August 1, 2010

Branching Out: Zurich’s Enea Baummuseum Arboretum By Oppenheim Architecture + Design

The royal palm is the tree most associated with Miami, where Chad Oppenheim is based. You’re more likely to find a cedar or a pine south of Zurich, on the shore of the Obersee in Rapperswil-Jona, where the landscaping firm Enea was planning an arboretum.

Branching Out

“Trees are equally worthy of the care and attention we usually reserve for objects,” Enzo Enea says. With 50 trees collected over 17 years, the Enea Baummuseum was to serve as the prelude to a joint headquarters for his product-related endeavors: The building had to house a workshop producing Enea pots and planters, a showroom for furniture by Paola Lenti, Jerome Abel Seguin, and others, and a warehouse to store everything.

In search of an architect, Enea invited seven European firms to submit proposals. He also contacted Oppenheim Architecture + Design about the competition, having met Oppenheim himself when he visited Enea’s garden lounge during Art Basel/Miami Beach. “We were clearly the wild card,” Oppenheim says. “I was honored to be asked and even more honored to win.”

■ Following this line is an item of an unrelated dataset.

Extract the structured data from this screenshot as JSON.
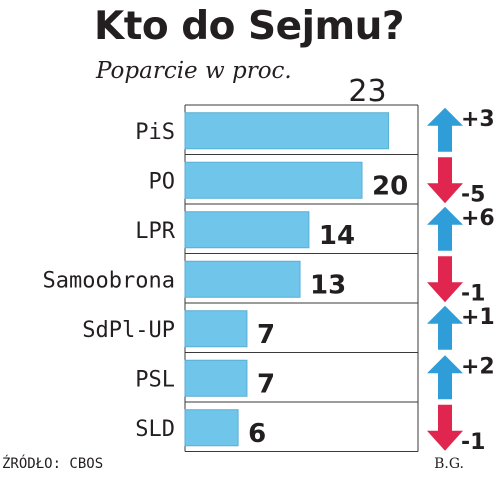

Long and low, his 27,000-square-foot building is a paean to the surroundings. In front lies the Enea Baummuseum, where such rare specimens as a saucer magnolia and a full-moon maple range from 30 to 130 years old. Leased from a Cistercian monastery, the 2 ½ acres belong to a much larger park that stretches behind the building. “It’s a place of contemplation with an aura of immortality and an awareness of time,” Enea says.

Oppenheim explains that he “decided against a bravado piece in favor of a building that would establish a quiet boundary between the tree museum and the park.” He goes on to note that, beyond mere pragmatic components, the structure is a poetic gateway, sited “at the end of the entry axis, an allée of trees.” In fact, that kind of thinking pervades every Oppenheim project, whether it’s a condominium tower in Miami Beach or a hotel in Washington. “We’re always trying for the garden moment,” he says. “Then we build around it.” Credit his five-month fellowship in Tokyo, studying Japanese gardens during his undergraduate studies at Cornell University.

Which isn’t to imply that he ignores functionality. To differentiate the Enea headquarters’s three components from one another, he set the workshop at a 20-degree angle from the showroom and warehouse on either side. Distinctive vertical fins, camouflaging and unifying the front of the workshop and warehouse sections, were inspired by the sight of the forest clinging to mountains in the distance. The wood for the fins is a local cedar, sustainably harvested-“the Swiss are great at that”-and glass strips between some of the fins allow plenty of sunshine in, as do skylights.

An uninterrupted glass curtain wall fronts the showroom, so approaching customers can see in, while people inside enjoy the view of a man-made pond, a factor that figured prominently in Oppenheim’s scheme. Profiting from Swiss precision workmanship, he engineered more than a dozen of the curtain wall’s steel-framed panels to retract mechanically into the ground. When they do, personnel and visitors can drift outside to share conversation, coffee, and chocolate on the deck, sheltered by a deep overhang.

The interior is as elegant as its container. Flooring is polished concrete, and everything is open but the restrooms, which share a quasi-pavilion wrapped in horizontal strips of reclaimed ipe. The lacquered reception desk backs up to this structure-and that’s pretty much it. Next door in the workshop, materials get more pared-down still. There’s particleboard on the walls, industrial steel shelving and long tables, and the necessary machinery.

A planted roof is the main sustainable element of this decidedly eco-conscious building. In addition, Oppenheim enumerates geothermal climate control, triple glazing, and motion sensors for the fluorescent lights and LEDs. Figuratively speaking, that makes his architecture the same green as Enea’s trees.